Was genau gestohlen wurde, weiß niemand. Was der britische Geheimdienst aber weiß: auf dem Schwarzmarkt wird für dieses “Handle” (Hitchcoc hätte es McGuffin genannt) sehr viel Geld geboten. Superspion Orson Fortune soll mit Hilfe seiner coolen Kolleg*innen herausfinden, was es ist und wer es kaufen möchte.
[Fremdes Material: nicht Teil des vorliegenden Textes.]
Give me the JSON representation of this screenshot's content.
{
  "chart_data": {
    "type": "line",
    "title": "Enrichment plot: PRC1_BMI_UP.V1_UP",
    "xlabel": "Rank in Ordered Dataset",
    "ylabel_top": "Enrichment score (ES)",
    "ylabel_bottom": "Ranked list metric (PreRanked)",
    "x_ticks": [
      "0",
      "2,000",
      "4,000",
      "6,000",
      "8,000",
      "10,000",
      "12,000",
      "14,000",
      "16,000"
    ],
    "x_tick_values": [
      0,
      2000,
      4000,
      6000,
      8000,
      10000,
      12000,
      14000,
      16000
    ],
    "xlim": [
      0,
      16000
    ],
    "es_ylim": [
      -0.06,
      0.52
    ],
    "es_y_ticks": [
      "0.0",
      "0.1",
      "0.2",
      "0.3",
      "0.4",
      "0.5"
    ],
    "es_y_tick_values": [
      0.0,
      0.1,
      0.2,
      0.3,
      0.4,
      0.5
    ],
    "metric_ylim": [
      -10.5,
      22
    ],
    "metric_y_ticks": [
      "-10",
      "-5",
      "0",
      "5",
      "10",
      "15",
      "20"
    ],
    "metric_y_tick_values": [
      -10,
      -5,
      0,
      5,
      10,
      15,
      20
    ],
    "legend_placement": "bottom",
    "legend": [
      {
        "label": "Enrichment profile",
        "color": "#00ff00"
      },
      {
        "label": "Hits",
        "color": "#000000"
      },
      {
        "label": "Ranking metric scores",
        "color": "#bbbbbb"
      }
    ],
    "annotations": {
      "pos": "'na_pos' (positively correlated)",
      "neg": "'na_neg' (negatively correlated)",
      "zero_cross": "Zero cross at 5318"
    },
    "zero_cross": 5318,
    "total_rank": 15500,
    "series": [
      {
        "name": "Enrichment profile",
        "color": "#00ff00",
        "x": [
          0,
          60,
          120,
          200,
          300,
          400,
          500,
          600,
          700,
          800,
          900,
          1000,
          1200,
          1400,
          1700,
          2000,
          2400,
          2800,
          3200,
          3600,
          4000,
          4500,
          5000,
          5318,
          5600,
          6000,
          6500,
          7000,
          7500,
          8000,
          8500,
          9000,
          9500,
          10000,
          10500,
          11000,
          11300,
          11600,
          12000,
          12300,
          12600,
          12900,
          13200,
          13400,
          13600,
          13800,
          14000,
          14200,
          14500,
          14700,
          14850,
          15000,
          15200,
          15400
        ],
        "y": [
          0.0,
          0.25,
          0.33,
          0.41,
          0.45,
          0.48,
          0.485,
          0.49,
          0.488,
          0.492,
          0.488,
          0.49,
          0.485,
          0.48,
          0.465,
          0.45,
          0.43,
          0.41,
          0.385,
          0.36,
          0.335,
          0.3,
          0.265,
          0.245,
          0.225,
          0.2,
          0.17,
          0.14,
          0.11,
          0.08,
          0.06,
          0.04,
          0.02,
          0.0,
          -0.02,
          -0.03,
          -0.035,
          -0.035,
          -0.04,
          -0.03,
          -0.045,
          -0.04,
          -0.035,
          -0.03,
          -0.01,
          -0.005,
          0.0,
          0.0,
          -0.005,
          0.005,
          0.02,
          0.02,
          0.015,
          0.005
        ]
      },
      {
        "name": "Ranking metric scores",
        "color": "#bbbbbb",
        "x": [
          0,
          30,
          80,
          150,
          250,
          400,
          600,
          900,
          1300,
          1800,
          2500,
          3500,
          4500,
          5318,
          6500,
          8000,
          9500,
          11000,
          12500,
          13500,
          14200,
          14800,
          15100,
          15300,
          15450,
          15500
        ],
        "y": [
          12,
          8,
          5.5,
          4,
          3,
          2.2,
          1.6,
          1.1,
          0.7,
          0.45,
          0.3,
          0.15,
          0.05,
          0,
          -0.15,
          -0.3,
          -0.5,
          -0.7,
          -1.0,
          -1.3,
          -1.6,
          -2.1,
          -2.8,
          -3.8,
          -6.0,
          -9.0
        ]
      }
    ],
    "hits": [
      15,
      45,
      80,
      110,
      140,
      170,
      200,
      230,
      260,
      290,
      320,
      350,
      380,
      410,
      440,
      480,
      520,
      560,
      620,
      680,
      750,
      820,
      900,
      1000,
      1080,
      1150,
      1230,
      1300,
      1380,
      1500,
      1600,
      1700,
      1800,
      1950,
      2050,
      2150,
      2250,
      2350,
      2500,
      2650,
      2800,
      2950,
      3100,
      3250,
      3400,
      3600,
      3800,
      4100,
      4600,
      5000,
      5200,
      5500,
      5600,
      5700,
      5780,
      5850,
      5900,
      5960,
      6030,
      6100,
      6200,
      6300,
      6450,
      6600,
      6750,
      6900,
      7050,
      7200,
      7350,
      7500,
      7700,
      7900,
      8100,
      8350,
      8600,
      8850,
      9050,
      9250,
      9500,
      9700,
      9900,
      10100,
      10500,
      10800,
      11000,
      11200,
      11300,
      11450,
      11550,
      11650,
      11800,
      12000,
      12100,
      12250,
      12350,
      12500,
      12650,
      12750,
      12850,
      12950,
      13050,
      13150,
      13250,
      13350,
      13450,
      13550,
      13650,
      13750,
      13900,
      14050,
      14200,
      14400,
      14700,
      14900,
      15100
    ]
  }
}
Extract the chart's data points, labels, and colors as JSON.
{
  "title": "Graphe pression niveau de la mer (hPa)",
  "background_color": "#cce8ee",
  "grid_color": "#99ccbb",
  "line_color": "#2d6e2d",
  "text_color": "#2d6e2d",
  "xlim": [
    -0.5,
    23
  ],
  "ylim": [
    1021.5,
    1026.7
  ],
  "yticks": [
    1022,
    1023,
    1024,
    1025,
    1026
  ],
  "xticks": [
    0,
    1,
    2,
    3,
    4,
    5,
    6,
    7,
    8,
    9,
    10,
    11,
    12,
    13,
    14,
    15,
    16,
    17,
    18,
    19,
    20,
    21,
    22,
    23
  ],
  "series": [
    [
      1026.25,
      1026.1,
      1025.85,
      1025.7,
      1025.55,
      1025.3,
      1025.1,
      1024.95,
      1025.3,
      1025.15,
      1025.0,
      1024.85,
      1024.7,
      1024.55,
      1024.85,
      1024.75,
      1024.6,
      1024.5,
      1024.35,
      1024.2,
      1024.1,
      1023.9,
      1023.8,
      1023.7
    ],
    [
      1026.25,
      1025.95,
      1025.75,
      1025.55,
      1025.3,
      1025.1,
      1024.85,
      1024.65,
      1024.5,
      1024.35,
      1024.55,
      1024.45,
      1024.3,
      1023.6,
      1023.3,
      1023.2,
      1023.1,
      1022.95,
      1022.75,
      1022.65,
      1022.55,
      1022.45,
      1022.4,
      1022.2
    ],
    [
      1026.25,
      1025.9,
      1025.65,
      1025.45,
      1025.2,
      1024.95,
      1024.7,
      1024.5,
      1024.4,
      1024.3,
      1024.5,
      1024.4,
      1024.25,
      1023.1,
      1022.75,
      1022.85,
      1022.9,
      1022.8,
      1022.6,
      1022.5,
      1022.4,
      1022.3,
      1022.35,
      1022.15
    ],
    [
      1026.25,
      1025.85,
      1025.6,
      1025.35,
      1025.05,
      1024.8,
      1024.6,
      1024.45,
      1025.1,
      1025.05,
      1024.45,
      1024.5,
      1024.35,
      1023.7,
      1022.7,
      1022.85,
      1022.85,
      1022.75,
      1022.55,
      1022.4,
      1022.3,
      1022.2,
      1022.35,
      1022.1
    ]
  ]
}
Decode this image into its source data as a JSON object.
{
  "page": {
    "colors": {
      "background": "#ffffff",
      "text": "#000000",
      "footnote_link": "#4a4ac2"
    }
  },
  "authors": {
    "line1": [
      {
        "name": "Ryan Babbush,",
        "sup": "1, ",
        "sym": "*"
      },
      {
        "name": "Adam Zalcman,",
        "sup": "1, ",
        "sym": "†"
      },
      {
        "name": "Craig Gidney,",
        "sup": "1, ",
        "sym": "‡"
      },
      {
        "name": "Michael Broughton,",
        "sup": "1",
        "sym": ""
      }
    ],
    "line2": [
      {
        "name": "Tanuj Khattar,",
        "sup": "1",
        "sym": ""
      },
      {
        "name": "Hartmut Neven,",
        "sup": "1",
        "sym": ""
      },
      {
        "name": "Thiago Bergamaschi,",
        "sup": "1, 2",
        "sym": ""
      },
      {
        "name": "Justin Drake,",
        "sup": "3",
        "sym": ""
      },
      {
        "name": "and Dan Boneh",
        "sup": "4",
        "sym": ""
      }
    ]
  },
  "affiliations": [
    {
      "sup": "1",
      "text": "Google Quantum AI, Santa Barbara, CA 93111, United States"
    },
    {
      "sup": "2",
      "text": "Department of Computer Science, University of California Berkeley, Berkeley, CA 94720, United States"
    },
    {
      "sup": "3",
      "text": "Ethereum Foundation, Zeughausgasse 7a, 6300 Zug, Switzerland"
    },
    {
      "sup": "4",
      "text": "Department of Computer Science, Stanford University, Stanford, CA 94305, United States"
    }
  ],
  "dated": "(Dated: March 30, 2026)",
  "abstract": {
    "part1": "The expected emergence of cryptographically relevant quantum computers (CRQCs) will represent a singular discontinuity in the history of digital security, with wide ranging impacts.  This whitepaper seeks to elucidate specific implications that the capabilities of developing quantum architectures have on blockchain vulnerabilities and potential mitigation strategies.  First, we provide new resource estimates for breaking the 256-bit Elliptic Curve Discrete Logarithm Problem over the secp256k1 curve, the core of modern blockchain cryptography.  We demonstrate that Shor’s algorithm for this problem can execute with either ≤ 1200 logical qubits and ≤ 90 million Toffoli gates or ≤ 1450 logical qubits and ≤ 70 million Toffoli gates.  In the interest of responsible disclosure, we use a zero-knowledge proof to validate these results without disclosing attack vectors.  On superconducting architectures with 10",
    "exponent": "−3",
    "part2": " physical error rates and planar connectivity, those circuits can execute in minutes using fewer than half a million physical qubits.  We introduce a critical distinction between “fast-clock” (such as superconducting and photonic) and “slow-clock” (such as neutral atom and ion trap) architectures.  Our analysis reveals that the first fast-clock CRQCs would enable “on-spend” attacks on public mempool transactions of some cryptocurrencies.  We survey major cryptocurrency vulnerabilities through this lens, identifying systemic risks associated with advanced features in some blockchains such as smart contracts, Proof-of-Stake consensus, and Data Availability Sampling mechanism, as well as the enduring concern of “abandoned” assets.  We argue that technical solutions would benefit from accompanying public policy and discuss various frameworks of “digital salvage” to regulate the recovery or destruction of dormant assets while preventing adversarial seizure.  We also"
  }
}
Doch Fortune und seine Gruppe sind nicht die Einzigen, die dem Handle auf der Spur sind... Wenn Guy Ritchie wieder einmal einen Großteil seines Stammensembles vor der Kamera vereint, um einen neuen Thriller zu inszenieren, dann schraubt das die Erwartungen recht hoch. Man erinnere sich nur an THE GENTLEMEN, mit dem er 2020 prächtig unterhielt. Doch in seinem neuen Werk scheint die ansonsten gut geölte Ritchie-Maschine großflächig zu versagen. Klar gibt man sich hier total cool und taucht ab in die Welt der schönen Reichen, doch das alles wirkt jetzt extrem inszeniert. Von Lockerheit einfach keine Spur. Jason Statham demonstriert einmal mehr, dass er nur einen einzigen Gesichtsausdruck beherrscht, dafür aber umso kräftiger zuschlagen kann. Immerhin zeigt sich Hugh Grant wieder von seiner richtig komischen Seite und gefällt sich sehr in seiner Rolle als schmieriger und krimineller Superreicher. Alleine er vermag dem Film zu dem ein oder anderen Lacher zu verhelfen. Alles andere ist standardisierte Langeweile. An James Bond reicht das lange nicht heran, auch wenn uns das der unaufhörlich treibende Score von Chris Benstead einzureden versucht. Kameramann Alan Stewart gelingt es kaum, die “fancy Locations” so einzufangen, dass sie auch wirklich als solche empfunden werden. Schwamm drüber. Guy Ritchie kann besser - und wird das hoffentlich bei seinem nächsten Projekt wieder klarstellen.